И вполне возможно, где-то рядом капает вода, бегают крысы, даже ходят люди, но он их не слышит. Кривцов зачем-то пошарил лучом под ногами, затем посветил на потолок, задрал голову. Свод был абсолютно сухой, и с него свисали толстые, будто сплетенные из деревенской шерстяной нитки тенета. Вдруг захотелось спать. Нестерпимо. Глаза стали закрываться сами собой. Макс тряхнул головой, отгоняя внезапно навалившийся сон, проворчал:

– Этого еще не хватало! – И почти побежал вперед.

Лаз он увидел метров за десять. Луч фонаря выхватил овальное отверстие, которое поначалу показалось Кривцову слишком узким. Но, подойдя ближе, он понял, что сможет в него пролезть, если снимет рюкзак и будет толкать его впереди себя.

Бериевский тоннель встретил Кривцова… звуками капели. После глухой, мертвой тишины хода с Патриарших какофония срывавшихся с потолка капель показалась ему оглушительной. Слушая эту так похожую на земную музыку, Макс почувствовал, что давивший его страх слегка расжал свой железный кулак.

– Ну вот, а ты боялась! – прошептал Кривцов. – Еще три раза по столько же – и Митрич с распростертыми объятиями.

Идти после сеанса аутотренинга стало легче. В какой-то момент он даже забыл, что должен считать шаги, а потому в районе Театральной площади (точнее, под ней) пропустил еле заметное ответвление тоннеля и прошел в сторону Лубянки еще метров двести. Но вскоре интуитивно понял, что отклонился от маршрута, вернулся, нашел нужный коридор… Продвинулся по нему на полкилометра. Остановился. Никто его не встречал.
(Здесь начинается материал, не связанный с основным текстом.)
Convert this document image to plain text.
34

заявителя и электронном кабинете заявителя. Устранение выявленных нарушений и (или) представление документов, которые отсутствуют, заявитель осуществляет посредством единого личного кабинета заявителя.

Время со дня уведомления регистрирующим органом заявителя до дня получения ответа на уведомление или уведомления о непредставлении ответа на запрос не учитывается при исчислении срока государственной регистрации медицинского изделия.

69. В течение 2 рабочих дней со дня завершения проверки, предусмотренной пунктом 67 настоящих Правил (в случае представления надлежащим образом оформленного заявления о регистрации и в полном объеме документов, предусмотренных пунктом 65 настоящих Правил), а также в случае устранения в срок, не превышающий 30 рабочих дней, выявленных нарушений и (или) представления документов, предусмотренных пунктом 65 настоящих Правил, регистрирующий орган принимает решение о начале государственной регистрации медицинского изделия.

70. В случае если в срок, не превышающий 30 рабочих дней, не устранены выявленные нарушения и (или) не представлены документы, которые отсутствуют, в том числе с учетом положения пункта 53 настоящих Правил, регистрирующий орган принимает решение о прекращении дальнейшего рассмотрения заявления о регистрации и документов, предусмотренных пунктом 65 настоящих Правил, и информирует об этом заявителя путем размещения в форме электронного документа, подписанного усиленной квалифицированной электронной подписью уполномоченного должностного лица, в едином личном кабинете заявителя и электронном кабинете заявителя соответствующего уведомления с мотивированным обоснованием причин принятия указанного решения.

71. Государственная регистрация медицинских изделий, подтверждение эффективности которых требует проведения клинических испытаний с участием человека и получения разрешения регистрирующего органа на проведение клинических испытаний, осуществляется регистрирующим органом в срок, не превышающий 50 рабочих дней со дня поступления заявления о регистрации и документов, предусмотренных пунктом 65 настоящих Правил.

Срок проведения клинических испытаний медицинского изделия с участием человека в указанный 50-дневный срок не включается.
Макс достал карту, сверился. Все правильно, в данный момент он находится под Никольской улицей. Вдруг совсем рядом раздался шорох, и от стены отделилась фигура. Максим метнулся влево, больно ударился плечом. Незнакомец подал голос:

– Не боись, я от Митрича. Сам он приболел, да и расстояние немалое: пока добрался, руки бы по локоть стер.

Раздался мягкий щелчок, и Макса ослепил луч фонаря, который висел у незнакомца на груди.
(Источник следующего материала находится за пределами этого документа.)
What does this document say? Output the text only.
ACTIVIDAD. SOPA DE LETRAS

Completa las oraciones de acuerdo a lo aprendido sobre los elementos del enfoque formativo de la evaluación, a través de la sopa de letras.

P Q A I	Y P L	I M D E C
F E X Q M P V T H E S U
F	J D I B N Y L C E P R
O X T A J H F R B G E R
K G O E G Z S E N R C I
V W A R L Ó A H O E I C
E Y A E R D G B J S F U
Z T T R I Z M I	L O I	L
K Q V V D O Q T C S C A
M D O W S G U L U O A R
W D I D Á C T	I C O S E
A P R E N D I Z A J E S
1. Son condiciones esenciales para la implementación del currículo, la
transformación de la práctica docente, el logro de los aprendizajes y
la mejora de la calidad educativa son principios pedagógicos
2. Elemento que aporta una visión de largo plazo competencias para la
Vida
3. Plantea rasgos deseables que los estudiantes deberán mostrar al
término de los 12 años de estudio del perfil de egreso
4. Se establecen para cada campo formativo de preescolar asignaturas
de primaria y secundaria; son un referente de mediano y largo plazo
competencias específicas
– Спасибо, что встретили, – морщась от яркого света, поблагодарил Максим. И, стыдясь за свой испуг, постарался замаскировать неловкость: – А то бы я тут точно заблудился… Я Максим.

Кривцов протянул проводнику правую руку. Левой чуть приподнял фонарь, чтобы видеть лицо отряженного ему Митричем в проводники человека.

Тот ухмыльнулся, помедлил немного, но застывшую в воздухе руку все же пожал – слегка, будто делая одолжение или выполняя какой-то чужой, не практикуемый в его мире ритуал.

Кривцова от этой снисходительности передернуло, но он продолжил с приветливостью, уместной скорее при знакомстве в ресторанчике на Тверской или в фитнес-центре:

– Простите, я не расслышал, как вас зовут?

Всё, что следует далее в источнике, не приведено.